Some of the cuts seem unnecessarily punitive. Saving $15 million from climate change adaptation funding for will have a disproportionate impact on our Pacific neighbours, where the impacts of climate change are already being felt. And claiming $200 million from reducing public service consultancies is a fantasy.
Nevertheless, Hockey and Robb yesterday produced more substance than Tony Abbott has managed all year. Robb was insistent it was just the start. Hopefully he’s right.
Bernard following the tone of recent articles, this one gives the indication you over indulged in the copious quantities of wine that seemed to be spread around the tables at the Press Club. That must have sent you into an alcohol induced sleep. Your aticle is full of contradictions, you compare Hockey with Abbott then praise Hockey and Robb because they had more substance than Abbott. Just how much substance do you think was required to outdo Abbott???
You miss the point. Haven’t sold your soul to the Opposition perchance? Or been made an offer by News Ltd?
Can someone tell me what the benefit of Medibank being privatised will be? I mean when something that is supposed to exist for the benefit of it’s members, suddenly becomes for the benefit of it’s shareholders, surely that can’t be good? Will this end up like the US healthcare system?
Ahhh Bernard. I know there is a few people out there who think you are a leftie but I’ve always believed you were really right. Not that I have ever had a problem with this as I like to get many points of view. I don’t agree with anything you have said here. Usually the coalition delivers something of merit in their budget but this budget reply really is a pile of codswallop.
Benefit of Medibank Private being privatised?
Well up until last year, it was run as a “not for profit” and so provided absolutely no gain in revenue to the Government (in either dividends or tax). That changed in 2009 where it has been listed as “For Profit” and now will have to pay taxes on its earnings. No obligation for Medibank Private to provide dividends however and as there is no secondary market for it’s shares, it can’t provide a capital gain. So still no return on Capital for the government. Financial assets that aren’t earning a return on capital should be sold (this is a pure investment decision)
Second reason is they can get a good price for it. in 2008, the amount of share capital held by the Government was $85 million in MPL. If they can sell the thing for $4 billion that’s a huge return.
Third reason is that the Private Health Insurance market is now competitive enough to no longer need a government owned private insurer to control premiums.

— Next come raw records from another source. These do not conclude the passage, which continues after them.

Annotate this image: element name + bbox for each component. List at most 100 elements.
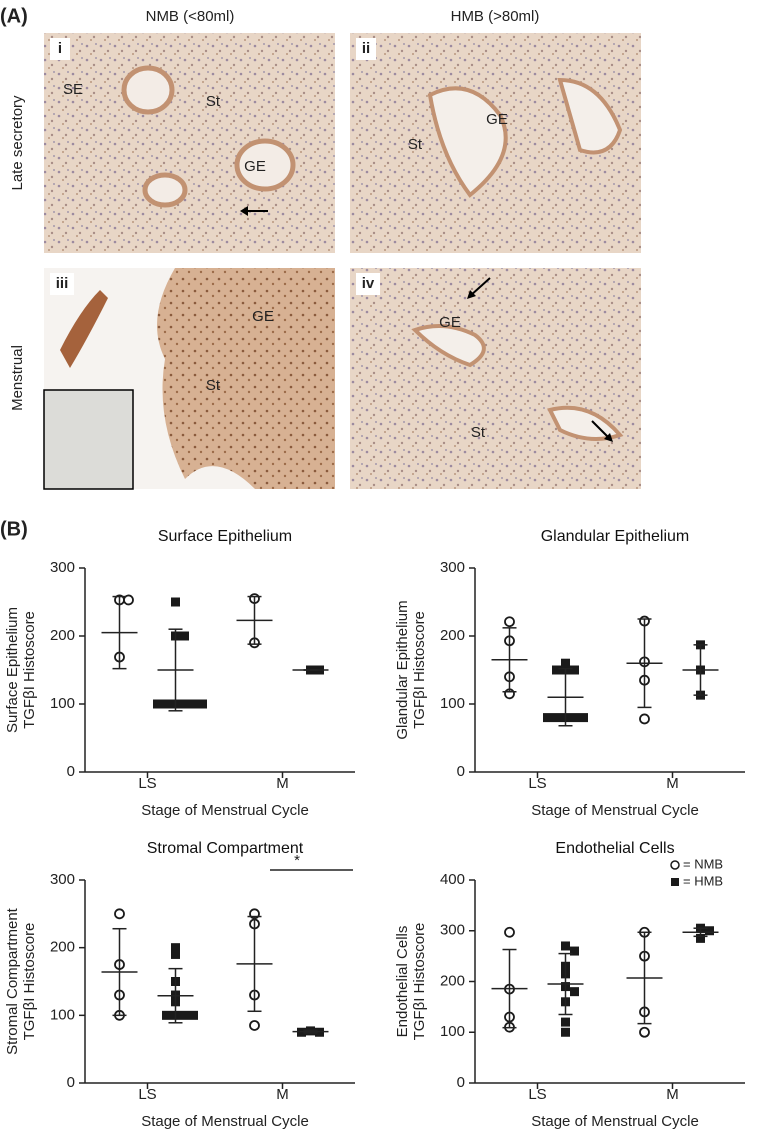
error-bar bbox=[693, 927, 708, 938]
x-tick-label: LS bbox=[528, 1086, 546, 1103]
error-bar bbox=[693, 644, 708, 696]
tissue-label: St bbox=[471, 424, 486, 441]
data-point bbox=[171, 943, 180, 953]
y-tick-label: 300 bbox=[50, 871, 75, 888]
data-point bbox=[639, 1026, 650, 1038]
data-point bbox=[705, 926, 714, 936]
legend-label: = NMB bbox=[683, 856, 723, 871]
y-tick-label: 100 bbox=[50, 1006, 75, 1023]
panel-label: (B) bbox=[0, 518, 28, 540]
image-label: ii bbox=[362, 40, 370, 57]
data-point bbox=[114, 908, 125, 920]
y-tick-label: 300 bbox=[440, 559, 465, 576]
data-point bbox=[552, 665, 561, 675]
data-point bbox=[561, 941, 570, 951]
chart-title: Surface Epithelium bbox=[158, 528, 292, 545]
chart-title: Stromal Compartment bbox=[147, 840, 304, 857]
y-axis-label: Endothelial Cells bbox=[394, 926, 411, 1038]
row-title: Late secretory bbox=[9, 95, 26, 191]
micrograph: iii GE St bbox=[43, 268, 335, 490]
tissue-label: St bbox=[206, 93, 221, 110]
y-tick-label: 400 bbox=[440, 871, 465, 888]
data-point bbox=[153, 699, 162, 709]
charts: Surface Epithelium 0 100 200 300 Surface Epit… bbox=[4, 528, 745, 1130]
x-tick-label: M bbox=[276, 1086, 289, 1103]
micrograph: i SE St GE bbox=[44, 33, 335, 253]
y-axis-label: TGFβI Histoscore bbox=[411, 611, 428, 729]
data-point bbox=[162, 699, 171, 709]
data-point bbox=[171, 949, 180, 959]
tissue-label: GE bbox=[244, 158, 266, 175]
y-tick-label: 200 bbox=[50, 939, 75, 956]
data-point bbox=[561, 658, 570, 668]
x-tick-label: M bbox=[276, 775, 289, 792]
data-point bbox=[180, 1010, 189, 1020]
data-point bbox=[570, 987, 579, 997]
data-point bbox=[543, 713, 552, 723]
data-point bbox=[570, 713, 579, 723]
data-point bbox=[570, 946, 579, 956]
error-bar bbox=[303, 1029, 318, 1034]
x-axis-label: Stage of Menstrual Cycle bbox=[141, 802, 309, 819]
y-tick-label: 200 bbox=[440, 627, 465, 644]
x-tick-label: LS bbox=[138, 1086, 156, 1103]
data-point bbox=[180, 699, 189, 709]
data-point bbox=[162, 1010, 171, 1020]
data-point bbox=[696, 933, 705, 943]
x-axis-label: Stage of Menstrual Cycle bbox=[531, 1113, 699, 1130]
data-point bbox=[639, 713, 650, 725]
row-title: Menstrual bbox=[9, 345, 26, 411]
y-tick-label: 200 bbox=[440, 972, 465, 989]
tissue-label: St bbox=[206, 377, 221, 394]
y-tick-label: 100 bbox=[440, 1023, 465, 1040]
y-tick-label: 200 bbox=[50, 627, 75, 644]
y-axis-label: Stromal Compartment bbox=[4, 907, 21, 1055]
tissue-label: GE bbox=[252, 308, 274, 325]
data-point bbox=[189, 1010, 198, 1020]
y-tick-label: 100 bbox=[440, 695, 465, 712]
data-point bbox=[171, 597, 180, 607]
data-point bbox=[189, 699, 198, 709]
y-axis-label: TGFβI Histoscore bbox=[411, 923, 428, 1041]
data-point bbox=[561, 1017, 570, 1027]
tissue-label: GE bbox=[486, 111, 508, 128]
y-tick-label: 300 bbox=[440, 922, 465, 939]
error-bar bbox=[558, 667, 573, 727]
data-point bbox=[552, 713, 561, 723]
micrograph: iv GE St bbox=[350, 268, 641, 489]
chart: Surface Epithelium 0 100 200 300 Surface Epit… bbox=[4, 528, 355, 819]
y-axis-label: Surface Epithelium bbox=[4, 607, 21, 733]
y-tick-label: 0 bbox=[67, 1074, 75, 1091]
tissue-label: St bbox=[408, 136, 423, 153]
data-point bbox=[198, 699, 207, 709]
error-bar bbox=[247, 595, 262, 645]
y-tick-label: 300 bbox=[50, 559, 75, 576]
data-point bbox=[579, 713, 588, 723]
column-title: HMB (>80ml) bbox=[451, 8, 540, 25]
panel-label: (A) bbox=[0, 5, 28, 27]
data-point bbox=[123, 594, 134, 606]
y-tick-label: 0 bbox=[457, 763, 465, 780]
y-tick-label: 0 bbox=[457, 1074, 465, 1091]
x-tick-label: LS bbox=[138, 775, 156, 792]
error-bar bbox=[168, 628, 183, 712]
data-point bbox=[249, 1020, 260, 1031]
tissue-label: SE bbox=[63, 81, 83, 98]
data-point bbox=[504, 926, 515, 938]
y-axis-label: TGFβI Histoscore bbox=[21, 611, 38, 729]
chart-title: Glandular Epithelium bbox=[541, 528, 690, 545]
x-tick-label: M bbox=[666, 775, 679, 792]
error-bar bbox=[502, 948, 517, 1029]
data-point bbox=[561, 1027, 570, 1037]
significance-label: * bbox=[294, 852, 300, 869]
y-axis-label: Glandular Epithelium bbox=[394, 600, 411, 739]
error-bar bbox=[637, 931, 652, 1025]
image-label: i bbox=[58, 40, 62, 57]
error-bar bbox=[502, 627, 517, 693]
data-point bbox=[504, 616, 515, 628]
x-tick-label: LS bbox=[528, 775, 546, 792]
error-bar bbox=[168, 967, 183, 1024]
legend-label: = HMB bbox=[683, 873, 723, 888]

The last reason is that without the conflict of interest of owning and regulating, they can now fully reform the private health insurance industry (they need to ensure that waiting periods for treatment can be transferred from one insurer to another). This is one of the big reasons why people don’t swap insurers.
I too, am one of those troglodytes, that think , with health costs what they are and “health insurance” the potentially “lucrative business” it could be, for it’s share-holders, that Medibank Private, owned as it is now, through it’s competitive influence, holds those premiums down for the less well-off. That while such a sale could benefit share-holders, health-care premiums could become a greater “luxury” for a greater number of people.
What sort of “service” do we get from any number of those “privatised” concerns various governments have sold off, to lessen “public debt” (that still exists and continues to reproduce), to match the rhetoric used to encourage acceptance of the sale? C’wealth bank, Telstra, “power”, “water”? QANTAS/travel might be cheaper, but what about that other “record” of theirs, so influenced by their bottom line?
“Visy-goths” can say what they like, about “competitive forces”.